Ryadpolitics, è di nuovo guerra di successione

Scritto da: il 02.12.10
Articolo scritto da . Carlo Lo Re, giornalista e saggista, è un esperto di politica estera e terrorismo internazionale. Rientrato da qualche anno in Sicilia dopo un quasi ventennale “tour” d'Italia e d'Europa, vive a Catania, dove si occupa di economia e comunicazione.

Ovvio che se regnanti ed eredi al trono sono tutti già belli avanti negli anni e di salute malferma, le guerre di successione sono certo più frequenti. È quello che sta accadendo in Arabia Saudita, con il peggioramento delle condizioni di salute di re Abdullah, 86 anni, operato qualche giorno fa al Presbyterian di New York per un’ernia al disco che potrebbe anche essere qualcos’altro. L’emergenza ha costretto il fratellastro più “piccolo”, Sultan, 82 anni, erede designato, a lasciare in fretta il Marocco (dove si trovava in convalescenza dopo un secondo intervento per un cancro al colon) e fare rientro a Ryad.

La crisi dinastica saudita è quindi ufficialmente aperta. Un sorta di remake di quella che vissuta nel 2004-2005 per l’avvicinarsi alla dipartita dell’allora regnante Fahd (ma il fratellastro Abdullah era comunque già reggente dal 1995, anno di un primo ictus che colpì Fahd), ma con qualche elemento di caos in più.

Vediamo alcune delle mosse recentemente fatte sullo scacchiere saudita. Intanto qualche tempo fa re Abdullah ha nominato il proprio figlio Mitab vicecomandante della Guardia Nazionale, sostituendo il fratello Badr ormai in fin di vita. La posizione è molto importante per il controllo dell’Arabia e l’incarico assume una valenza ancora maggiore se si considera che l’erede di Abdullah, Sultan, ben difficilmente sopravviverà al tumore che da tempo lo affligge.

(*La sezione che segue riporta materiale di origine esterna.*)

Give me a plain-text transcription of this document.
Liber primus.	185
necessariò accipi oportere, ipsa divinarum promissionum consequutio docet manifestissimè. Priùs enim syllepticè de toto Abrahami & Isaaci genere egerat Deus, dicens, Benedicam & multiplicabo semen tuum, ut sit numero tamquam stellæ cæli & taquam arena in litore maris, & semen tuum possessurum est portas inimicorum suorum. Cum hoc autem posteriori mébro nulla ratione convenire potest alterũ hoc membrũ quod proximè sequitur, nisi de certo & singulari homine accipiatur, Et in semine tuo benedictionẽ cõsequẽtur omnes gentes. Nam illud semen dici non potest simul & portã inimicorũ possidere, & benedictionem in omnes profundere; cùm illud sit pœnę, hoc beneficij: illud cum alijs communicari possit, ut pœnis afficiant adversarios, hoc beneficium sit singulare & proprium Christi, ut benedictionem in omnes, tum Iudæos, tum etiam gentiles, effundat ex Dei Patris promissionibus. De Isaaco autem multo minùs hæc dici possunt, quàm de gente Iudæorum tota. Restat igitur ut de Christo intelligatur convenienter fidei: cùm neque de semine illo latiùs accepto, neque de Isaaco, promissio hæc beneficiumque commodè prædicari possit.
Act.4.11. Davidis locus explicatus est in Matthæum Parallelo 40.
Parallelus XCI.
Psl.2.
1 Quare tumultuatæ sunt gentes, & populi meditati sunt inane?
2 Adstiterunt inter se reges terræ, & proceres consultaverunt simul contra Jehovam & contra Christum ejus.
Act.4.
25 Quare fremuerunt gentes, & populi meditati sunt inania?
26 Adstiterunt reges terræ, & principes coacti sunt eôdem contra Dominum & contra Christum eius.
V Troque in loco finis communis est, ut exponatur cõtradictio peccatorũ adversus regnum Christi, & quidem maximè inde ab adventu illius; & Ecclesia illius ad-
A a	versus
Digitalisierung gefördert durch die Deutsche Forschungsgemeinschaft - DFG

Altra nomina di peso recentemente fatta da Abdullah è quella del fratello Najaf, 77 anni, da 30 ministro degli Interni, a responsabile dei pellegrinaggi alla Mecca, carica di grande valore simbolico. Najaf è un integralista wahabita-salafita assolutamente dogmatico. Ideologicamente non distante da al-Qaeda, ne persegue con accanimento i membri solo per ragioni di Stato, ossia per preservare il Regno dai progetti eversivi di Osama bin Laden.

Nella contesa dinastica saudita, infatti, non si può dimenticare l’elemento di grande importanza rappresentato da al-Qaeda, il cui peso è da valutarsi sia sul piano squisitamente militare (azioni terroristiche tout-court) che su quello della diplomazia “carsica”, per così dire. Bin laden è infatti ancora parecchio influente in taluni ambienti sauditi che contano e tenterà in tutti i modi, come già fatto ai tempi dell’agonia di re Fahd, di condizionare la guerra di successione, nel tentativo di inserirvisi.